- Ebrahimabad Abu Talab Location within Iran
- Coordinates: 36°40′04″N 57°31′41″E﻿ / ﻿36.66778°N 57.52806°E
- Country: Iran
- Province: Razavi Khorasan
- County: Joveyn
- District: Atamalek
- Rural District: Hokmabad

Population (2016)
- • Total: 570
- Time zone: UTC+3:30 (IRST)

= Ebrahimabad Abu Talab =

Village in Razavi Khorasan province, Iran

Ebrahimabad Abu Talab (ابراهيم ابادابوطالب) (Note: Also romanized as Ebrāhīmābād Ābū Tālab; also known as Ebrāhīmābād (ابراهيم اباد)) is a village in Hokmabad Rural District of Atamalek District in Joveyn County, Razavi Khorasan province, Iran.

==Demographics==
===Population===
At the time of the 2006 National Census, the village's population was 601 in 138 households, when it was in the former Joveyn District of Sabzevar County.

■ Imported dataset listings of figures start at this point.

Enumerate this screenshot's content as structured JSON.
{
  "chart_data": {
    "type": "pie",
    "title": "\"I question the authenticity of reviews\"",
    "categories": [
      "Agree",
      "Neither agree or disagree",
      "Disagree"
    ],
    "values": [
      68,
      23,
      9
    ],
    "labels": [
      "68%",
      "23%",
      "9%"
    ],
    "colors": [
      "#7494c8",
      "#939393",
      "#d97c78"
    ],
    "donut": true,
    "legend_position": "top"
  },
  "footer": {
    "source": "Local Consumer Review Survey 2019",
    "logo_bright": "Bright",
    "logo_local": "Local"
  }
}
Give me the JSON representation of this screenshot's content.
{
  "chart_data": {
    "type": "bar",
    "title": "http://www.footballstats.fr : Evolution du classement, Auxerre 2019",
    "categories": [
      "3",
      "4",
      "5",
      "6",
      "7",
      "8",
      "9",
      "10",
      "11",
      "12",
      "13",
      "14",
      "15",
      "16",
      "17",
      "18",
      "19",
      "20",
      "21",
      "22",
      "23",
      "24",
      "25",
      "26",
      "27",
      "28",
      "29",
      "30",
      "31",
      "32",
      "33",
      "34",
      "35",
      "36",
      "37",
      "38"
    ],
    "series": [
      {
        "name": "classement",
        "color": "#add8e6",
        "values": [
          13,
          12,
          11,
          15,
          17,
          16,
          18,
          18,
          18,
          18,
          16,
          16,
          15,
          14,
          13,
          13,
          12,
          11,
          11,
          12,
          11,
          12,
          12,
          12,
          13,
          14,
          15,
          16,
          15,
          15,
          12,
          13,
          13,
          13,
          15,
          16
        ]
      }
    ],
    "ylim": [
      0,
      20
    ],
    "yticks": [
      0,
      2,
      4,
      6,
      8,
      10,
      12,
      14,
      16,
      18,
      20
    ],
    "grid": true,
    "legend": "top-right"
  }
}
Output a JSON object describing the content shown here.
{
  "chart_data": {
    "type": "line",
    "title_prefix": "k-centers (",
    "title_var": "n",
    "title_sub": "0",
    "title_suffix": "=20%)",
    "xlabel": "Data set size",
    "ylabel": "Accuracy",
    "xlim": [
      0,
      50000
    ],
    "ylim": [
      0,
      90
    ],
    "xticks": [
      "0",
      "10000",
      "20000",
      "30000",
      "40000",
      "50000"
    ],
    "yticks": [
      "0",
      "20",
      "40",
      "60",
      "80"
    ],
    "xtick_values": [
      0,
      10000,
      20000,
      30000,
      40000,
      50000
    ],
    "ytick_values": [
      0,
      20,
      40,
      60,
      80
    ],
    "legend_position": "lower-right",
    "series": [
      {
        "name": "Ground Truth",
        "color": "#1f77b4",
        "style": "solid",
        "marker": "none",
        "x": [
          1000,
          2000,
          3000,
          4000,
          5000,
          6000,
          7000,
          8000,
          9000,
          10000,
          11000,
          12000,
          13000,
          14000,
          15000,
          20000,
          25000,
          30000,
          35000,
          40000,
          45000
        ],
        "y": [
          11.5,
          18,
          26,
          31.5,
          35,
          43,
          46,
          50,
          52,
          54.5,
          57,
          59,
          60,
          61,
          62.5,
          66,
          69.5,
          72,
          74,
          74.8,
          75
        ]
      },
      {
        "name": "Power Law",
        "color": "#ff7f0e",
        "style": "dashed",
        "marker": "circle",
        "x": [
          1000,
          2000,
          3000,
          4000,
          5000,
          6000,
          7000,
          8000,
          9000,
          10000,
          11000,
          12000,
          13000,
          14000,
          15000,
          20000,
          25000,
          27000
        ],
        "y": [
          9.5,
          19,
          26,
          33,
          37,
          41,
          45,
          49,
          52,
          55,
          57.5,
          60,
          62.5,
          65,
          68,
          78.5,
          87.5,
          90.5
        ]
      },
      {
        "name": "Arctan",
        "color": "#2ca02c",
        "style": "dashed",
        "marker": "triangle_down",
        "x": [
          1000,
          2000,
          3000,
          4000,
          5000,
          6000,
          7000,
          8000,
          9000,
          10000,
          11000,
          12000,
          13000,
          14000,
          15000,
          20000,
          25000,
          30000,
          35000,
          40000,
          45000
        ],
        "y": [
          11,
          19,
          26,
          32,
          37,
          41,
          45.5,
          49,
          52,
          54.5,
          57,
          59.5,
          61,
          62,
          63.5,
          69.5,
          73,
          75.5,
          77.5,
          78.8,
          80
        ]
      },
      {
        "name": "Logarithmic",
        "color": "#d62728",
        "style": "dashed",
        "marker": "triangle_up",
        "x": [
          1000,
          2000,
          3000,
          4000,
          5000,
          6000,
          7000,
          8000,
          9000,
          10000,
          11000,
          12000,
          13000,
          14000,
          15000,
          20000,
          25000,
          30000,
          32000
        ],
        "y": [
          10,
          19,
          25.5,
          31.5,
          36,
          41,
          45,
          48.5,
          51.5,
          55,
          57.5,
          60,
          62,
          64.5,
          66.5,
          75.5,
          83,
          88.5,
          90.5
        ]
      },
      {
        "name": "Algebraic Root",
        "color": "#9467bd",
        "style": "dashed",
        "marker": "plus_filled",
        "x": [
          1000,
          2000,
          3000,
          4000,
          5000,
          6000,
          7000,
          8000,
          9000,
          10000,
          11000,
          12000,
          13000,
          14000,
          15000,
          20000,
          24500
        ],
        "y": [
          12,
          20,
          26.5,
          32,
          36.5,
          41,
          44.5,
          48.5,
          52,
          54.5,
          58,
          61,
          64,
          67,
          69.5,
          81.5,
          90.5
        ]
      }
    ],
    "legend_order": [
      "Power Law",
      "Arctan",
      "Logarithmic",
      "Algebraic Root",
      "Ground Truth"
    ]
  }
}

The following census in 2011 counted 598 people in 155 households, by which time the district had been separated from the county in the establishment of Joveyn County. The rural district was transferred to the new Atamalek District. The 2016 census measured the population of the village as 570 people in 164 households.